El caso real, aderezado con los polvos mágicos de Hollywood, eleva la rentabilidad de su guión al máximo exponente. Ron Woodroof no es ningún paladín de la solidaridad. Sus motivos para eludir la legalidad y las imposibles restricciones de la FDA (Food and Drug Administration) se movían por el terreno del egoísmo. Las razones bien documentadas sobre el tema ya se recogieron en el documental de David France, Cómo sobrevivir a una plaga. El único medicamento homologado por aquella época era el AZT, que demolía las defensas de los enfermos de Sida. Los socios del "Club de los compradores de Dallas" se beneficiaron de un fármaco prohibido y que paliaba con mejores resultados los catastróficos efectos de la enfermedad. Así, nuestro antihéroe jugó un papel clave en la automedicación y la promoción de los nuevos tratamientos para el VIH, y su cruzada clandestina consiguió regalar meses de vida.
La McConaissance
Woodroof es el perfecto antagonista: misógino, drogadicto hasta la médula, homófobo y violento. Lo curioso es que terminas la película pensando que es -casi- el mismo desgraciado de los primeros minutos. Esa es una de las virtudes y diferencias con el libreto de Jonathan Demme, que no pretende realizar un ejercicio de humanidad fingida en sus personajes. Pero incluso eso es una licencia hollywoodiense.
Según amigos cercanos, el verdadero Ron era abiertamente bisexual y no llevaba unas relaciones tan agresivas como en la cinta. Lo que sí es cierto es que despertaba desconfianza entre la comunidad gay y su amistad -interesada- con un transexual fue su pasaporte para ampliar el mercado de medicamentos. El cabecilla gañán se presta mejor al híbrido de comedia y drama que busca Vallée y Matthew McConaghey cumple con él a la perfección. Nos encontramos ante lo que los medios han reconocido como la McConaissance.

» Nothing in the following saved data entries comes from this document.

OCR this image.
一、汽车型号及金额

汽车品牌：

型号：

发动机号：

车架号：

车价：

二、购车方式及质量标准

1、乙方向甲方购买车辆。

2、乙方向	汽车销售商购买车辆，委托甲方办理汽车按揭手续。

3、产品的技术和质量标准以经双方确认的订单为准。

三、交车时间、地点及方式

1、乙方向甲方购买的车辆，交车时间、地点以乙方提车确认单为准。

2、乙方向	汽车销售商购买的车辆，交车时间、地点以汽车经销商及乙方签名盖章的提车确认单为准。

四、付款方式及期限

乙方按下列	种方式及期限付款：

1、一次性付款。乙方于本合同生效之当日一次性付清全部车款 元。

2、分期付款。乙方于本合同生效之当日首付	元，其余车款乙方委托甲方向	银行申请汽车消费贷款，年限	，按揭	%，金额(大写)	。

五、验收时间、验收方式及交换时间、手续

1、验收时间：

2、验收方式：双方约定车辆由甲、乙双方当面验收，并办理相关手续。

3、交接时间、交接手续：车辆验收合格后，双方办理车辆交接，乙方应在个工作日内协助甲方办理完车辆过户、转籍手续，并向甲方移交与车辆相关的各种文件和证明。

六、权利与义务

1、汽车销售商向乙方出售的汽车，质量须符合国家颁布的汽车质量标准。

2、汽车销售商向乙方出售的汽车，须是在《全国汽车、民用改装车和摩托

Renace como si nunca hubiésemos visto sus pectorales corriendo por las playas californianas o como si nunca se hubiesen estrenado despropósitos del tipo Sáhara o Novio por contrato. La pérdida de peso hasta los límites del paroxismo tiene relación con su Oscar, porque ya se sabe que la Academia adora este tipo de sacrificios. Pero lo que de verdad se agradece es el entierro de la comedia ridícula y la apuesta por títulos complejos como Mud y proyectos como True Detective. Y cuando parecía que DiCaprio estaba en su monte de orégano, llegó Matthew diciendo que desde ahora vamos a ver lo que es bueno.

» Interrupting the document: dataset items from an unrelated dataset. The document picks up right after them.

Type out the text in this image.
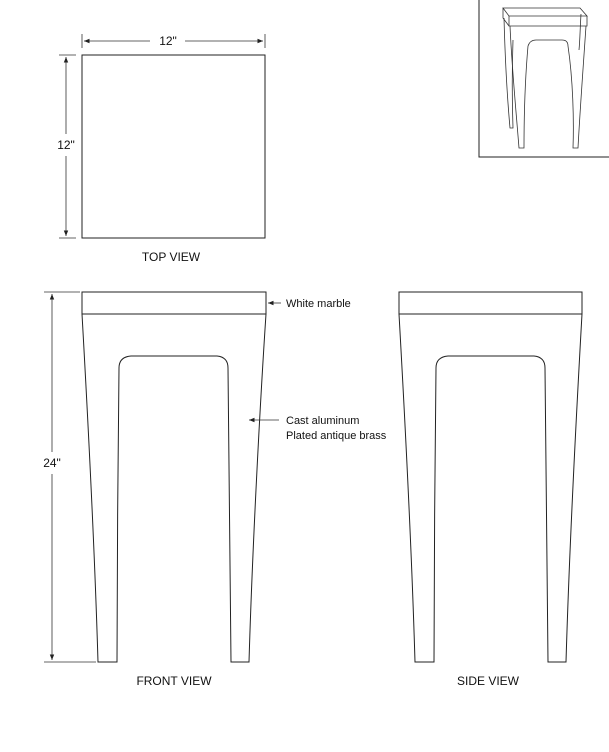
12"
12"
TOP VIEW
24"
White marble
Cast aluminum
Plated antique brass
FRONT VIEW	SIDE VIEW
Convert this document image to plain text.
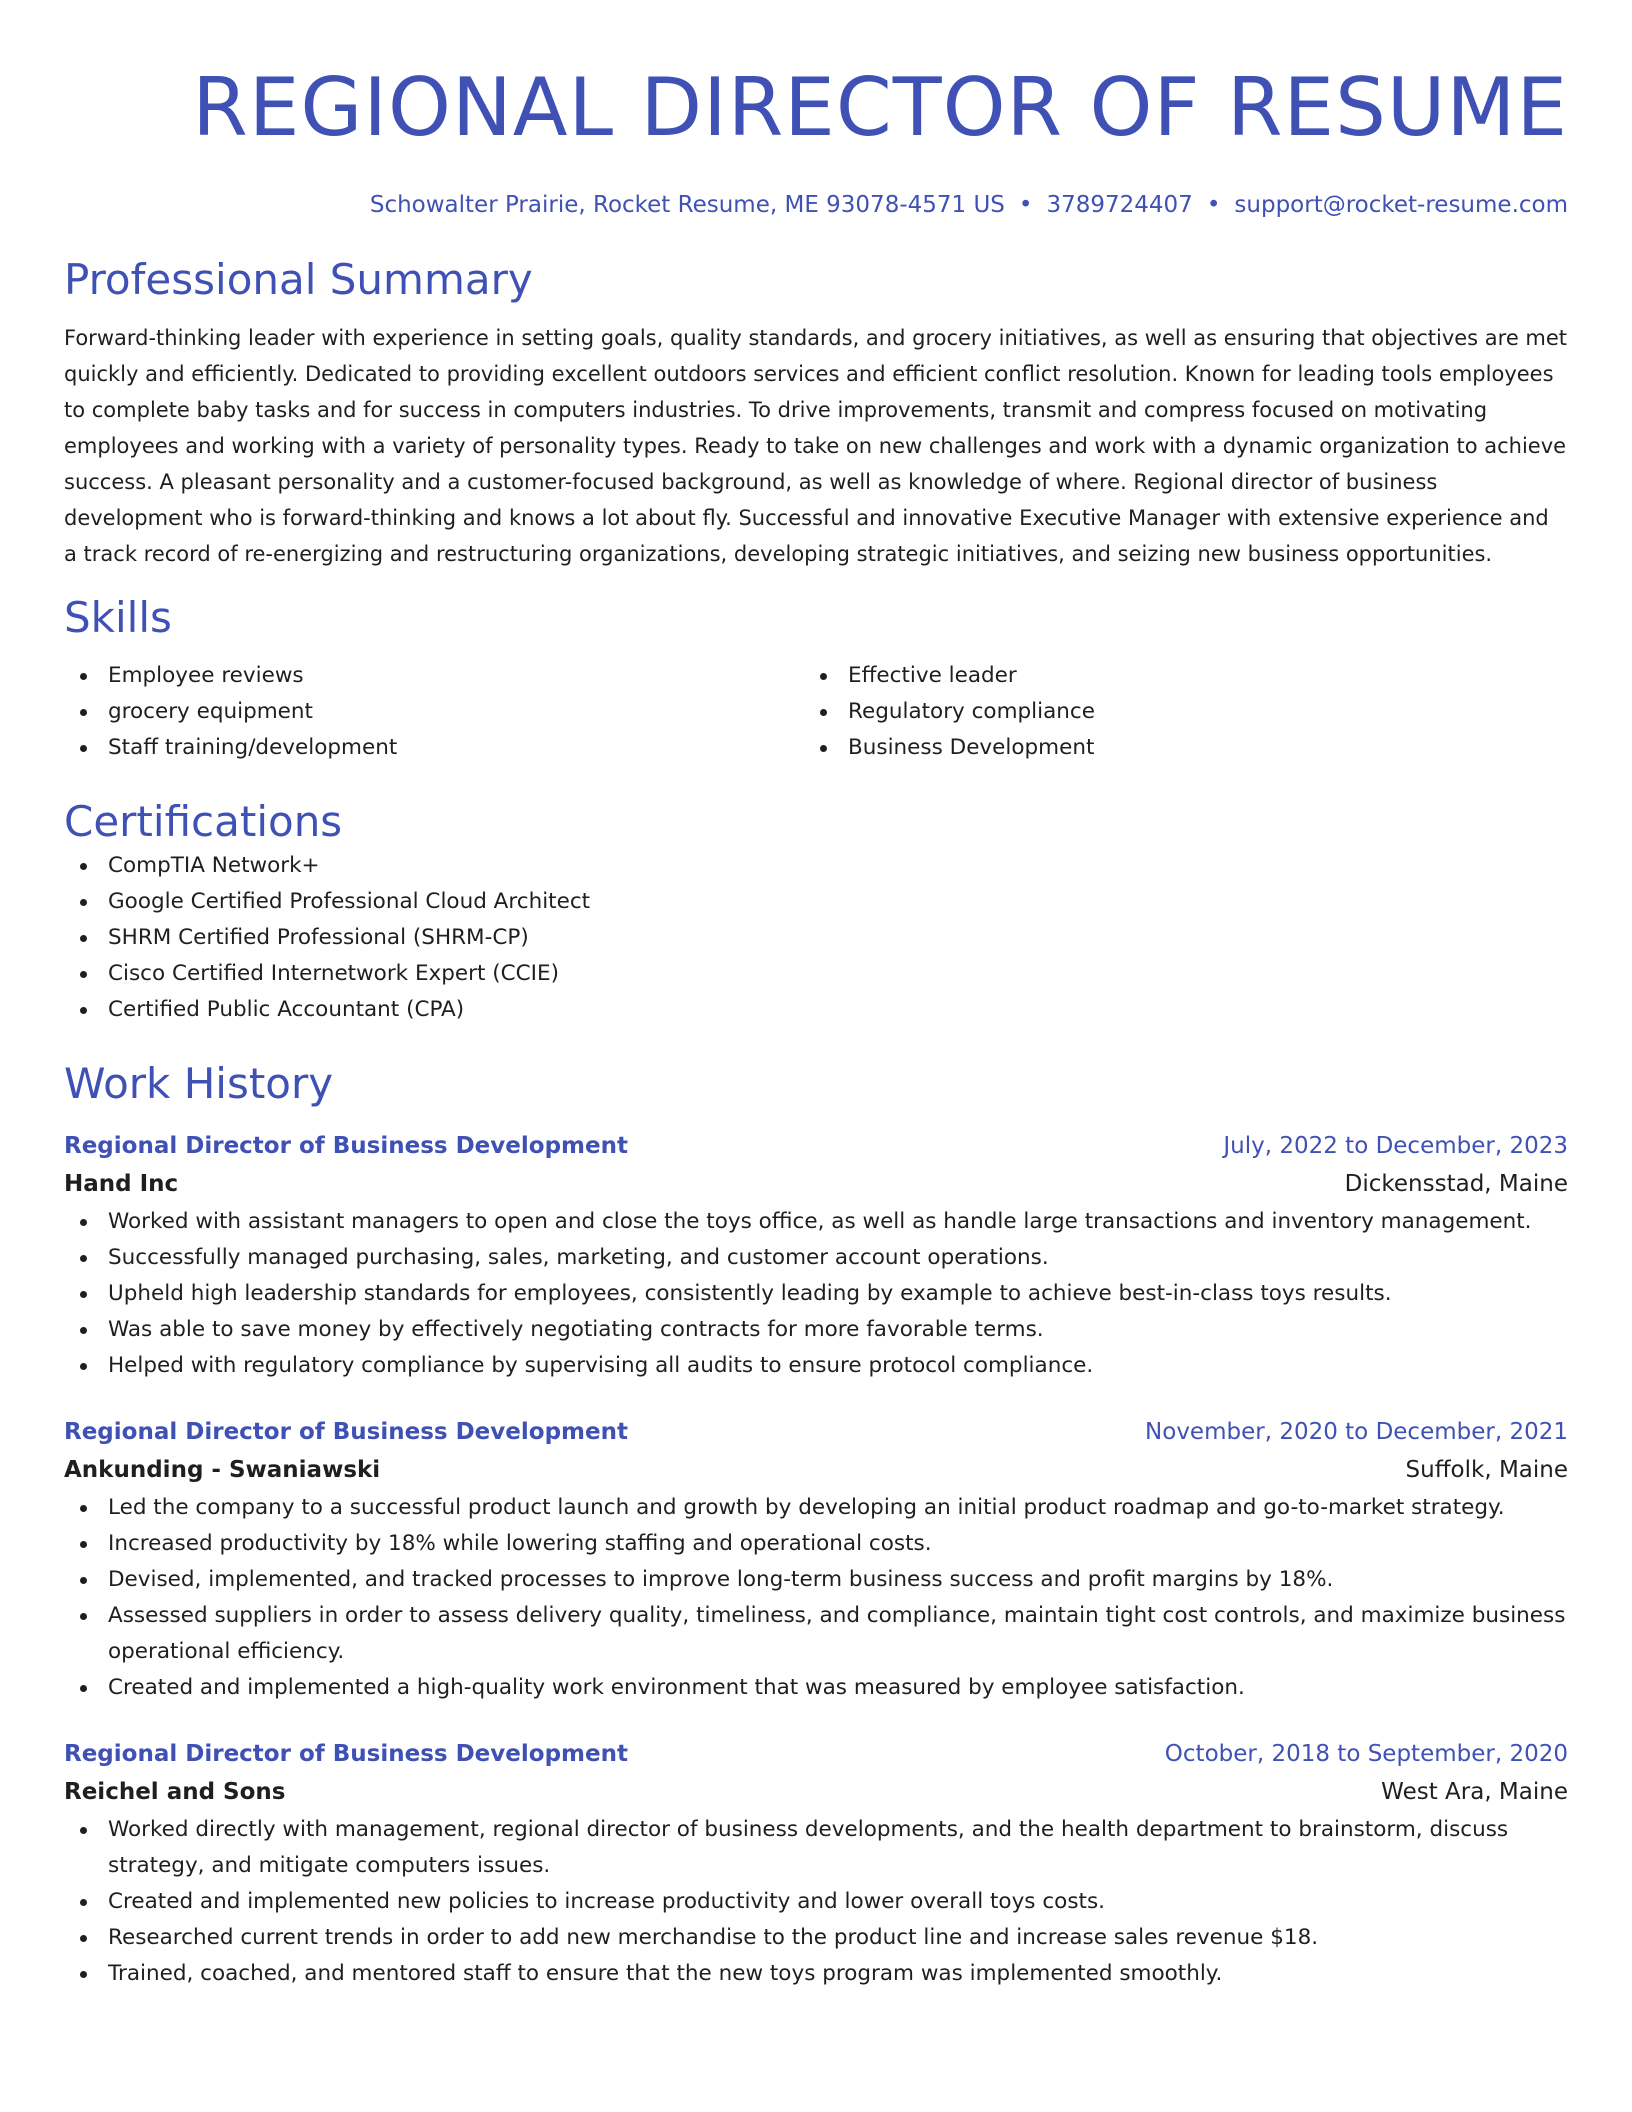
REGIONAL DIRECTOR OF RESUME
Schowalter Prairie, Rocket Resume, ME 93078-4571 US • 3789724407 • support@rocket-resume.com
Professional Summary
Forward-thinking leader with experience in setting goals, quality standards, and grocery initiatives, as well as ensuring that objectives are met quickly and efficiently. Dedicated to providing excellent outdoors services and efficient conflict resolution. Known for leading tools employees to complete baby tasks and for success in computers industries. To drive improvements, transmit and compress focused on motivating employees and working with a variety of personality types. Ready to take on new challenges and work with a dynamic organization to achieve success. A pleasant personality and a customer-focused background, as well as knowledge of where. Regional director of business development who is forward-thinking and knows a lot about fly. Successful and innovative Executive Manager with extensive experience and a track record of re-energizing and restructuring organizations, developing strategic initiatives, and seizing new business opportunities.
Skills
Employee reviews
grocery equipment
Staff training/development
Effective leader
Regulatory compliance
Business Development
Certifications
CompTIA Network+
Google Certified Professional Cloud Architect
SHRM Certified Professional (SHRM-CP)
Cisco Certified Internetwork Expert (CCIE)
Certified Public Accountant (CPA)
Work History
Regional Director of Business Development	July, 2022 to December, 2023
Hand Inc	Dickensstad, Maine
Worked with assistant managers to open and close the toys office, as well as handle large transactions and inventory management.
Successfully managed purchasing, sales, marketing, and customer account operations.
Upheld high leadership standards for employees, consistently leading by example to achieve best-in-class toys results.
Was able to save money by effectively negotiating contracts for more favorable terms.
Helped with regulatory compliance by supervising all audits to ensure protocol compliance.
Regional Director of Business Development	November, 2020 to December, 2021
Ankunding - Swaniawski	Suffolk, Maine
Led the company to a successful product launch and growth by developing an initial product roadmap and go-to-market strategy.
Increased productivity by 18% while lowering staffing and operational costs.
Devised, implemented, and tracked processes to improve long-term business success and profit margins by 18%.
Assessed suppliers in order to assess delivery quality, timeliness, and compliance, maintain tight cost controls, and maximize business operational efficiency.
Created and implemented a high-quality work environment that was measured by employee satisfaction.
Regional Director of Business Development	October, 2018 to September, 2020
Reichel and Sons	West Ara, Maine
Worked directly with management, regional director of business developments, and the health department to brainstorm, discuss strategy, and mitigate computers issues.
Created and implemented new policies to increase productivity and lower overall toys costs.
Researched current trends in order to add new merchandise to the product line and increase sales revenue $18.
Trained, coached, and mentored staff to ensure that the new toys program was implemented smoothly.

Pintalabios y tacones dignos de Oscar
Behind the candelabra o Mi nombre es Harvey Milk son algunos de los ejemplos de lo que gusta en la fábrica de los sueños feminizar a sus sex symbols. Hasta que llegó Rayon a nuestras vidas. Jared Leto se había prodigado poco por el cine últimamente, pero ha regresado por todo lo alto. Sabe ser frágil, vividora y fascinante a golpe de tacones y a fuerza de pestañeos. Estamos muy acostumbrados a ver lo bien que se lo pasan los actores cuando se plantan un pintalabios y se sueltan la melena. Era complicado que esto no fuese más de lo mismo.

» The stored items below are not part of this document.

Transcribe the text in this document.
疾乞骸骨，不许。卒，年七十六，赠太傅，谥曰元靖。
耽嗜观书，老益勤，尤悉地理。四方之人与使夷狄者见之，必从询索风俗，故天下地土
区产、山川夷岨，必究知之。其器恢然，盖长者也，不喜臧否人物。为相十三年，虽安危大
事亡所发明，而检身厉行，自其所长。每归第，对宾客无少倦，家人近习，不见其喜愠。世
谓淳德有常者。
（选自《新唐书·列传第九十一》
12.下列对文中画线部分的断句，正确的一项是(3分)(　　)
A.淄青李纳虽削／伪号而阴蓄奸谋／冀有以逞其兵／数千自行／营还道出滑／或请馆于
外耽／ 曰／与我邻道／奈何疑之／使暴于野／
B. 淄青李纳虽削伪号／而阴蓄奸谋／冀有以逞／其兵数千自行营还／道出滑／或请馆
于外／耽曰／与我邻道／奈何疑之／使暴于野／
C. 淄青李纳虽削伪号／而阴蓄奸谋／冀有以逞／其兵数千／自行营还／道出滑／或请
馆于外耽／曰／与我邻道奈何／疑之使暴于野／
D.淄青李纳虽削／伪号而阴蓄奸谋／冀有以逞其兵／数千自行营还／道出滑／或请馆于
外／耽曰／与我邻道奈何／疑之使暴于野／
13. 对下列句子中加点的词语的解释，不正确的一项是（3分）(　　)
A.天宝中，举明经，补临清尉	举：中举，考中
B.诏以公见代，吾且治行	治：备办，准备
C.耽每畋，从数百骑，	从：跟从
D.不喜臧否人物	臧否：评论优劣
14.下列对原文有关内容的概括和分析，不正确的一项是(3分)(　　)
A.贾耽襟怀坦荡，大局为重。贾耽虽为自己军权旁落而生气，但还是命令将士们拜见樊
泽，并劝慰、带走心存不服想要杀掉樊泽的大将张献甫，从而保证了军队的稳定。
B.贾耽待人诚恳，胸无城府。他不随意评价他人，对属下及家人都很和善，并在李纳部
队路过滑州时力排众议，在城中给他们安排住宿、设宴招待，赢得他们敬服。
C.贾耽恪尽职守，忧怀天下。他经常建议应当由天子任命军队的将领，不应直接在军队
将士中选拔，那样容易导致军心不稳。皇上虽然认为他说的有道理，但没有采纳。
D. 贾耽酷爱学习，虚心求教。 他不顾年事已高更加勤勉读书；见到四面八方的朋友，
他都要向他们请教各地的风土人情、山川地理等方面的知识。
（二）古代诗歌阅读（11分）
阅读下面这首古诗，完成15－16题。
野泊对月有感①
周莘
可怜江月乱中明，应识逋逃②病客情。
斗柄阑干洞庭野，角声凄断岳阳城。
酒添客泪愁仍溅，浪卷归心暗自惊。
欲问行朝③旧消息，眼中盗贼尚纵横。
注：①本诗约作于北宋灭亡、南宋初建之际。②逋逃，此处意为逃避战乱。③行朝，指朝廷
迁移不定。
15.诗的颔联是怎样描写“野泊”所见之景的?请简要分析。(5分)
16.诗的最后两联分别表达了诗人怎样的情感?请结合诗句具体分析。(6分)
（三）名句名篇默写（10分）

Sin embargo, la 'tinkerbell' de Dallas nos deja para la memoria un par de escenas estremecedoras y emana profesionalidad por los cuatro costados. Pero Rayon no es menos oportunista que Ron Woodroof y por eso nos gusta tanto, no es el rol debilucho, sí el lacrimógeno. Aunque disimuladas, la película tiene unas pretensiones concienzudamente dignas del made in Hollywood. Y ese embrujo de la lucha entre David y Goliat, entre antihéroe y sistema. Y esa corrupción menos artificiosa que la del Lobo de Wall Street pero que nos sorprende nadando en divertidas lagunas jurídicas. Y ese encanto al que aludía Groucho Marx con su "nunca pertenecería a un club que admitiese a socios como yo".